I’m always amazed at the number of “experts” out there, especially those “family experts”, who’ve never deviated from the path of “go to school, get a job, save money in a well diversified portfolio of mutual funds, and retire”. These same people complain constantly about their crapy job, their lousy returns, and their fears that they’ll never be able to retire because they can’t afford it. Yet they still preach the sae mantra…and attack those who deviate from the chosen path.
The “standard path to success” doesn’t work, yet millions follow it each day, like lemmings, or lambs to the slaughter. Feverishly attacking those who even think of straying… Fear of the unknown empowers them.
It’s tough to strike out on your own. I think it’s a human need to have approval of others, especially family, but you’ll rarely get it. If you do succeed, it will be discounted as luck, maybe something nefarious, or at least exploitive. Society will want you to give more back to them, even if it means killing your company (and destroying the jobs you created in the process).
It’s a lonely path.
There were many times I questioned myself, was I doing the right thing? When I hit the bottom (though I didn’t know it was the bottom at the time), I worried I’d screwed up not just my life, but that of my family as well. Should I give up on my plan, which math said would work, sell everything, try to find a real job or stay the course I’d set. I knew what family thought, they were never shy to share their opinions…but they also never understood my lifestyle choice, it was alien.
I’ve never been one to heed opinion, I value experience. When I was starting out, I didn’t know many real real estate investors, but I had many people with opinions on it. If they’d never done it though, their opinions were about as valid as my own. I was fortunate to stumble across one investor shortly after I got started. He confirmed that, with proper choices, real estate investing was profitable and that most people were wrong about it.
When I first started investing in the markets, I turned to my mother-in-law, for she had been investing for years, so I thought she was knowledgable.
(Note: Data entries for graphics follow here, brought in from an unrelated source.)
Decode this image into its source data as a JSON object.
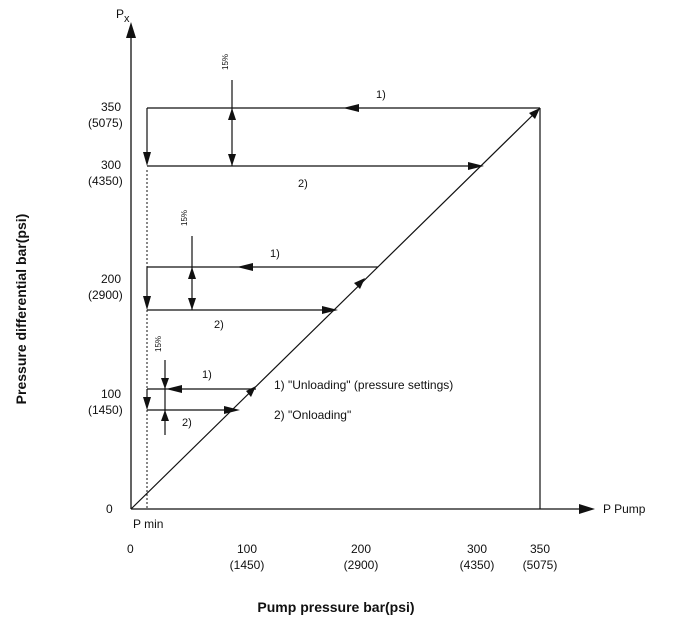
{
  "y_axis": {
    "symbol": "P",
    "symbol_sub": "x",
    "title": "Pressure differential  bar(psi)",
    "origin_label": "0",
    "ticks": [
      {
        "value": "100",
        "sub": "(1450)"
      },
      {
        "value": "200",
        "sub": "(2900)"
      },
      {
        "value": "300",
        "sub": "(4350)"
      },
      {
        "value": "350",
        "sub": "(5075)"
      }
    ]
  },
  "x_axis": {
    "end_label": "P  Pump",
    "title": "Pump pressure  bar(psi)",
    "origin_label": "0",
    "pmin_label": "P min",
    "ticks": [
      {
        "value": "100",
        "sub": "(1450)"
      },
      {
        "value": "200",
        "sub": "(2900)"
      },
      {
        "value": "300",
        "sub": "(4350)"
      },
      {
        "value": "350",
        "sub": "(5075)"
      }
    ]
  },
  "cycles": [
    {
      "unload_marker": "1)",
      "onload_marker": "2)",
      "percent": "15%"
    },
    {
      "unload_marker": "1)",
      "onload_marker": "2)",
      "percent": "15%"
    },
    {
      "unload_marker": "1)",
      "onload_marker": "2)",
      "percent": "15%"
    }
  ],
  "legend": {
    "item1": "1) \"Unloading\" (pressure settings)",
    "item2": "2) \"Onloading\""
  }
}
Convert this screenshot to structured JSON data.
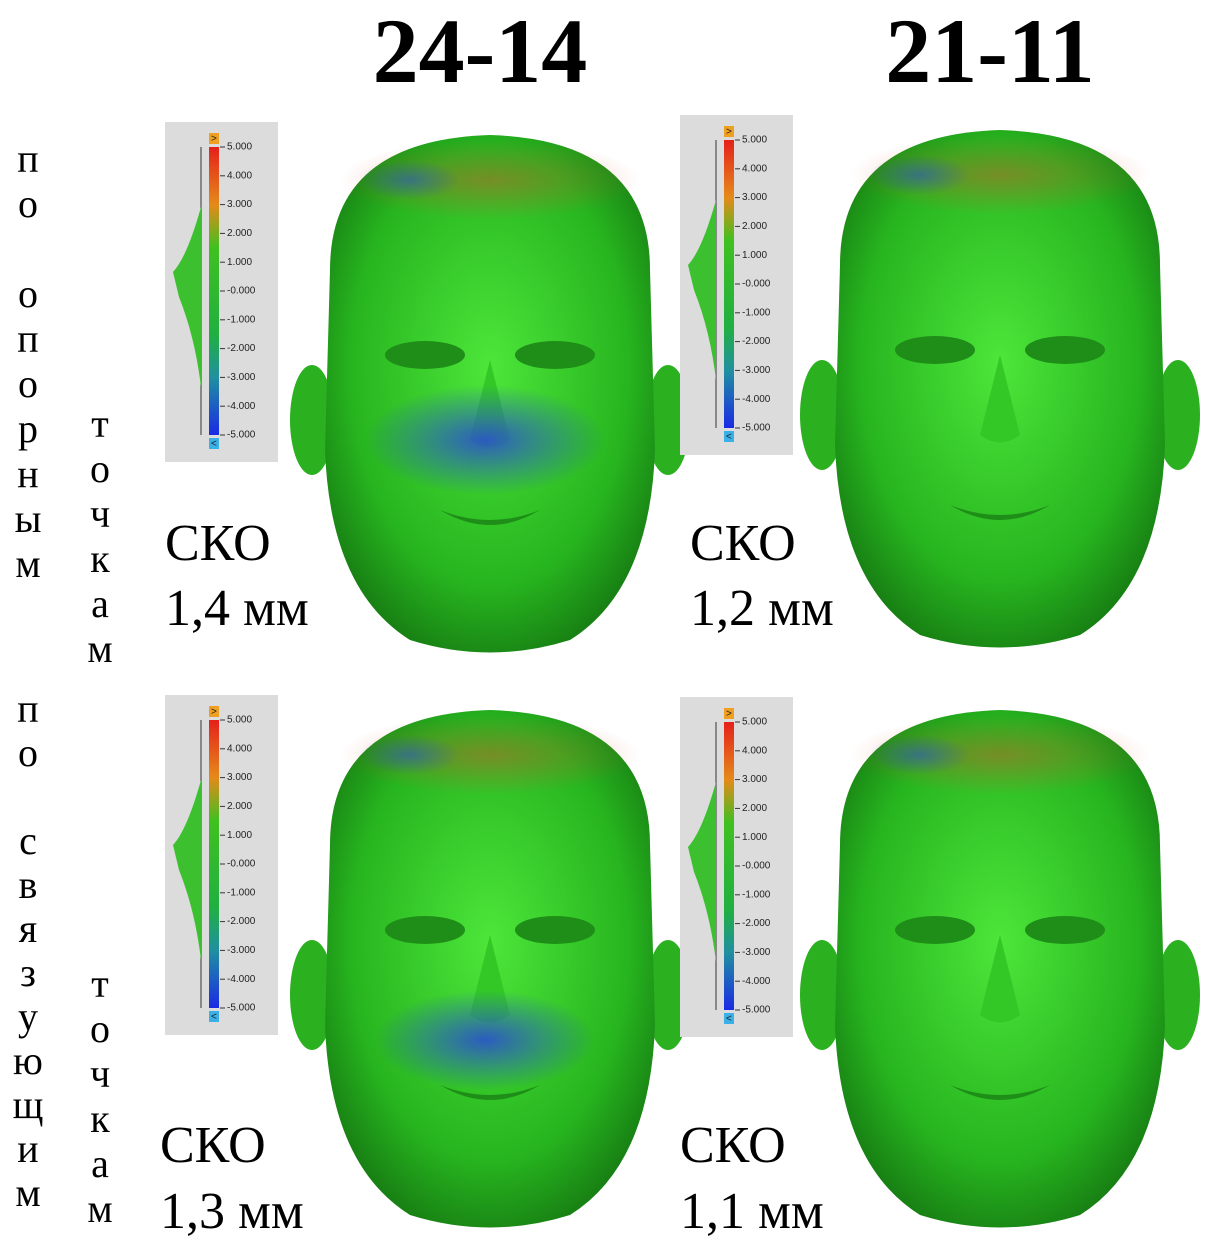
{
  "columns": [
    {
      "title": "24-14"
    },
    {
      "title": "21-11"
    }
  ],
  "rows": [
    {
      "label": [
        "по опорным",
        "точкам"
      ],
      "panels": [
        {
          "metric": "СКО",
          "value": "1,4 мм"
        },
        {
          "metric": "СКО",
          "value": "1,2 мм"
        }
      ]
    },
    {
      "label": [
        "по связующим",
        "точкам"
      ],
      "panels": [
        {
          "metric": "СКО",
          "value": "1,3 мм"
        },
        {
          "metric": "СКО",
          "value": "1,1 мм"
        }
      ]
    }
  ],
  "color_scale": {
    "over_label": ">",
    "under_label": "<",
    "ticks": [
      {
        "value": 5,
        "label": "5.000"
      },
      {
        "value": 4,
        "label": "4.000"
      },
      {
        "value": 3,
        "label": "3.000"
      },
      {
        "value": 2,
        "label": "2.000"
      },
      {
        "value": 1,
        "label": "1.000"
      },
      {
        "value": 0,
        "label": "-0.000"
      },
      {
        "value": -1,
        "label": "-1.000"
      },
      {
        "value": -2,
        "label": "-2.000"
      },
      {
        "value": -3,
        "label": "-3.000"
      },
      {
        "value": -4,
        "label": "-4.000"
      },
      {
        "value": -5,
        "label": "-5.000"
      }
    ]
  }
}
Unfortunately she wasn’t really an investor, she followed the advice of an advisor and bought mutual funds. My first investments followed her advice. Now, decades later, that original investment is basically at the same level as where I bought it. My mother-in-law is also concerned over their retirement as the funds have been stagnant at best over the years, but then they had quite a cushion anyway. My individual stock purchases however, the ultimate taboo in investing if you read anything, have gone through the roof in most cases. Warren Buffet doesn’t buy mutual funds, in fact picks individual stocks, but no one seems to mention that.
Finally, as to my job, I still run my own company. Most of the critics I had when I started have changed jobs several times over the years (so much for stability) and still complain about how lousy work is. My company has changed focus over the years, it’s evolved as my tastes change. I’m at the point where I can choose my clients, and my projects, and I’ve been at it for decades.
Lesson: Striking out doesn’t mean striking out. Society will try to convince you it does, but then most of society is too afraid to even try.